Quatre piliers principaux : comprendre/mesurer/décider/agir. Si on veut agir, si on veut des actions, il faut les décider. Cela veut dire qu’il faut être capable de mesurer ses impacts, donc être capable de les comprendre. Et comprendre, ça passe par la pédagogie… Les mesures, ça passe par l’analyse du cycle de vie, des référentiels partagés… Il s’agit de se focaliser sur les besoins, afin de réduire l’impact de ses besoins. Ensuite, on pourra éviter tout ce qui peut l’être : s’il y a des fonctionnalités qui ne servent à rien, on pourra les réduire. 

Une limitation des usages du numérique est-elle une option pour des pratiques plus responsables ?

La limitation passera plutôt par des incitations, par des étiquettes énergétiques.  Il n’y a pas de sens à limiter la consommation de données quand on ne limite pas la consommation de cigarette ou de carburant…. 

J’ai une proposition, à ce sujet : mettre en place un tarif social de la donnée. A l’heure actuelle, que l’on consomme 10 m3 d’eau ou 500, le prix du m3 d’eau est le même. Or il y a une consommation fondamentale (pour boire, se laver…) qui devrait être gratuite et ensuite on pourrait estimer que c’est un luxe et qu’il faudrait limiter. 

Au niveau des data, ce devrait être identique : il y aurait un quota non fléché et plus on dépasse, plus les données sont chères. Depuis des décennies, on fait ça avec la notion d’impôt progressif. Au fond, il s’agirait d’un tarif progressif de l’octet. 

Si vous étiez un décideur politique, quelles décisions mettriez-vous en place maintenant ? 

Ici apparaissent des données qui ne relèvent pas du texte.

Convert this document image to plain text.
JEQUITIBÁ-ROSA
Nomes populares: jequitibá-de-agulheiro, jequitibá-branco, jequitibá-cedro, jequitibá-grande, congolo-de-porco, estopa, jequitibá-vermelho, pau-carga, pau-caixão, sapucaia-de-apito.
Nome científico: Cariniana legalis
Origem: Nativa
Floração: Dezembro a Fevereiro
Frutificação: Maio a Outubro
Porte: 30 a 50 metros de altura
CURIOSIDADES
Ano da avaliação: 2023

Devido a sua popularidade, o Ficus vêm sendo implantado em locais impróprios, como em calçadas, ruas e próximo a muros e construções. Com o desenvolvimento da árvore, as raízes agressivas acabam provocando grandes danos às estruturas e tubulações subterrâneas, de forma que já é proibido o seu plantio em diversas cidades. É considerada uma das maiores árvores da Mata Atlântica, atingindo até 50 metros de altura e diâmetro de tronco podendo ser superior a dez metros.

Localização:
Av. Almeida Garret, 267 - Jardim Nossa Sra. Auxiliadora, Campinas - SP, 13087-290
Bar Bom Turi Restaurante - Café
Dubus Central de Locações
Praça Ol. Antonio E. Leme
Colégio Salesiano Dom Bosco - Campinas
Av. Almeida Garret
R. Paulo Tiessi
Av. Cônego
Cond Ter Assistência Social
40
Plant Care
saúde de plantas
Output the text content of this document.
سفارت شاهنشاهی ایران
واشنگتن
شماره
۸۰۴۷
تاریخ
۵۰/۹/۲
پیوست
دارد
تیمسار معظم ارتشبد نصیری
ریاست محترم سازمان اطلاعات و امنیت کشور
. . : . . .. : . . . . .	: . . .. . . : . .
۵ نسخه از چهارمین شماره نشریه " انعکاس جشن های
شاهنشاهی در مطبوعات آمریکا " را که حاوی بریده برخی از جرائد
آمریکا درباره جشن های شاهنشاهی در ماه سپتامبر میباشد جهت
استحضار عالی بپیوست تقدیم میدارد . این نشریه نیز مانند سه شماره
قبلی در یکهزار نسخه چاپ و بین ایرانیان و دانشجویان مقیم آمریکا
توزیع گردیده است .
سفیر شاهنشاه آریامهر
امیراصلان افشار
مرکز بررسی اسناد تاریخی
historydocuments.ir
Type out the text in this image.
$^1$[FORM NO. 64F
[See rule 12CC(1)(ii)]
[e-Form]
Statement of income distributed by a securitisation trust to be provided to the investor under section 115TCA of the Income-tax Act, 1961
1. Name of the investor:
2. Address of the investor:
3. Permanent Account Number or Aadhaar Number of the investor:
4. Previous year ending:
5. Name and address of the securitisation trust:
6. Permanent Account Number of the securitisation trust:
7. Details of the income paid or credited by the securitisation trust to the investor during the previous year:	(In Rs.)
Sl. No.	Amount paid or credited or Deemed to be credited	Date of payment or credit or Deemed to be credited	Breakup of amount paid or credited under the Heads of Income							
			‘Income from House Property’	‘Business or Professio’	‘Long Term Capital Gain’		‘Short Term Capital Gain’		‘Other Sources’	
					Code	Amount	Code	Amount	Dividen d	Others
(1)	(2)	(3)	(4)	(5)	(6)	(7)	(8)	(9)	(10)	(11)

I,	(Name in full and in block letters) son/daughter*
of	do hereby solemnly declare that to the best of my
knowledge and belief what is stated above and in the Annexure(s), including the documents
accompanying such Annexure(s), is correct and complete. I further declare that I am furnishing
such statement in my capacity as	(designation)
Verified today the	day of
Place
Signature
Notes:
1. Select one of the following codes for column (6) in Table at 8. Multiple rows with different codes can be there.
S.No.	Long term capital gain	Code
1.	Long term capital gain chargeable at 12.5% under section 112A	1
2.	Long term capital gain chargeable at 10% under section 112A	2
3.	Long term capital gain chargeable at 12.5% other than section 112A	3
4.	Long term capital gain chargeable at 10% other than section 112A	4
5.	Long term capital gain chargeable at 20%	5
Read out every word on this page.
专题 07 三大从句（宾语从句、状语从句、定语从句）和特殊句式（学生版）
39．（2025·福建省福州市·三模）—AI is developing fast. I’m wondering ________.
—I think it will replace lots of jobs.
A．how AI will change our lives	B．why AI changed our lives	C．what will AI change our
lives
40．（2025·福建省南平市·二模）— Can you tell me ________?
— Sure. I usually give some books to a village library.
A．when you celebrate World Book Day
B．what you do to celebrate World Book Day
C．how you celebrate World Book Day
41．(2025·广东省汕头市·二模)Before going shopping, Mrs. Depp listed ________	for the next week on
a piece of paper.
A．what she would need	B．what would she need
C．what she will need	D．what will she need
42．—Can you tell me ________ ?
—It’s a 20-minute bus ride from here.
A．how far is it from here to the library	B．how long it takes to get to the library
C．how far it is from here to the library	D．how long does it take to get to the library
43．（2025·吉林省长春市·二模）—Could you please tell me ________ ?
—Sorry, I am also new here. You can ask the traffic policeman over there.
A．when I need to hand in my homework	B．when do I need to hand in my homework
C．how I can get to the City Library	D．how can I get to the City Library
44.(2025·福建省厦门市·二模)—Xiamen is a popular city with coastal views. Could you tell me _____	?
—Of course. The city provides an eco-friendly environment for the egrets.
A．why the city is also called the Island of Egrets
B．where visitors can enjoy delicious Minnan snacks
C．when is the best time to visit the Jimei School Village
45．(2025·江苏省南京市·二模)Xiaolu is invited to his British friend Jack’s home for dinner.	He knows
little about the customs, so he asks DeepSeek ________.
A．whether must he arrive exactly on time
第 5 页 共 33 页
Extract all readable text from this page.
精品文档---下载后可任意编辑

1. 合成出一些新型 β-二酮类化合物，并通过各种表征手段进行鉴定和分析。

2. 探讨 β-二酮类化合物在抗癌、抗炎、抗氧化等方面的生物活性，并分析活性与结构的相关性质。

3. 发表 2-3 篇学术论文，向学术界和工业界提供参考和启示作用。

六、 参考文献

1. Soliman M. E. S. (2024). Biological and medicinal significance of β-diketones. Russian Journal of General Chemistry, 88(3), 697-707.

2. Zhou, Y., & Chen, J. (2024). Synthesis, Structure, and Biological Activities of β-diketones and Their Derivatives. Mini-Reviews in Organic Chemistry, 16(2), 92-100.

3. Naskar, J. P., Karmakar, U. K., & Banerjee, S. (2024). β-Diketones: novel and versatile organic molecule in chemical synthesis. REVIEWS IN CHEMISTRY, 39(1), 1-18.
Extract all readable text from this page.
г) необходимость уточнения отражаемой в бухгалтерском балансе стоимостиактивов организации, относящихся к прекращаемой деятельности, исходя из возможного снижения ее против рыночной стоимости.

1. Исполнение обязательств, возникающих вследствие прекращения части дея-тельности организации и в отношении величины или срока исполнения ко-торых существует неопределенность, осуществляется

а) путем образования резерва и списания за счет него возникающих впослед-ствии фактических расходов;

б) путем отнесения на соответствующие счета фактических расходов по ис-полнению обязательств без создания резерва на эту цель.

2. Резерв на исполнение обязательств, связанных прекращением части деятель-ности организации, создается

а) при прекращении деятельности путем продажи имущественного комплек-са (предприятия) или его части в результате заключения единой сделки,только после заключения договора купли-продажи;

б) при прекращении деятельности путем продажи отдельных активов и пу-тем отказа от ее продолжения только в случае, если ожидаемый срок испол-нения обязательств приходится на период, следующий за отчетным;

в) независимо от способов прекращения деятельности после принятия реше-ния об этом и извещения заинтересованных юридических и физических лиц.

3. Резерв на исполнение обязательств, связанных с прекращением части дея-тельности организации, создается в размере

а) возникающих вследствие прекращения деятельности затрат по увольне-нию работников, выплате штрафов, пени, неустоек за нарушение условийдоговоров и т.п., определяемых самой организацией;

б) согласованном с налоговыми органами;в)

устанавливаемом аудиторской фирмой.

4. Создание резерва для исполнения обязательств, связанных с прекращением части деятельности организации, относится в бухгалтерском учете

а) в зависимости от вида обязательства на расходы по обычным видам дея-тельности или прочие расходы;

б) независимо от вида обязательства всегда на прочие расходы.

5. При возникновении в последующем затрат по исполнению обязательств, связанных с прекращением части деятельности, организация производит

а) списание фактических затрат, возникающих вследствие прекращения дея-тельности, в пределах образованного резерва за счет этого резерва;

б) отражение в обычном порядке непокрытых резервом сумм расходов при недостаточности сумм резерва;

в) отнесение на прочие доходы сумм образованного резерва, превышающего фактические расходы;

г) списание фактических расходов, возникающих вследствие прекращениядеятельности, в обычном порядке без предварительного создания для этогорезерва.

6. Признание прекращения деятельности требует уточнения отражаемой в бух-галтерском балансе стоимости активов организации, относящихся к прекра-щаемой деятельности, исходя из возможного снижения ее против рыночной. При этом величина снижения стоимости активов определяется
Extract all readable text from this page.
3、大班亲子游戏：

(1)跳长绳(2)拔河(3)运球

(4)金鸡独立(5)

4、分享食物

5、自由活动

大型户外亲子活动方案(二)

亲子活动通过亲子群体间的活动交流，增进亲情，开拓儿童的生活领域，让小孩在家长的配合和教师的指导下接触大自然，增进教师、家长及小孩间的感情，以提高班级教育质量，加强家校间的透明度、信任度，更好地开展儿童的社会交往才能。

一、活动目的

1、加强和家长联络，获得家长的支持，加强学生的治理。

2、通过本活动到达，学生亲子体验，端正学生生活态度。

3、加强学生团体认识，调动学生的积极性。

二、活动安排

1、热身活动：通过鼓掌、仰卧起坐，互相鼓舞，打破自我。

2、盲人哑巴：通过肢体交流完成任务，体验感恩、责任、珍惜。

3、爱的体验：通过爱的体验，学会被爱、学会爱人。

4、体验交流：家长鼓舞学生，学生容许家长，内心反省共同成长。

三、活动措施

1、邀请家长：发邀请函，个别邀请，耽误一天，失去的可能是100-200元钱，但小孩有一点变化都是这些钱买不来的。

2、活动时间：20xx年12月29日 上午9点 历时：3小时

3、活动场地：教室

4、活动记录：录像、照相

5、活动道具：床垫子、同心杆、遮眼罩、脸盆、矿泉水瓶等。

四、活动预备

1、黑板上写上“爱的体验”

Tout d’abord le tarif progressif de la data, que je viens d’évoquer. Ensuite un mécanisme de consigne numérique : à l’achat d’un matériel, une taxe serait prélevée, que l’on récupérerait lorsqu’on ramènerait le matériel. Je tenterai ensuite d’impulser un Airbus du numérique au niveau européen, un moteur de recherche par exemple. Ensuite je rendrai France Connect obligatoire pour toutes les procédures d’identification, afin d’éviter le bouton Facebook connect par exemple. 

Je vais bientôt publier un nouveau livre dans lequel je présente 25 solutions que je préconise au niveau national et européen. 

Pour finir, pouvez-vous citer des initiatives qui vous inspirent ? 

Je pense à l’écosystème des Ateliers du bocage, c’est une SCIC, membre du mouvement Emmaüs, qui a monté des projets différents, comme Jedonnemontéléphone.fr, qui a mis en place des formations de personnes éloignées de l’emploi et des dispositifs de reconditionnement pour revendre les matériels sur Backmarket ; ces initiatives sont intéressantes dans la mesure où elles prennent en compte toute la chaîne de valeur.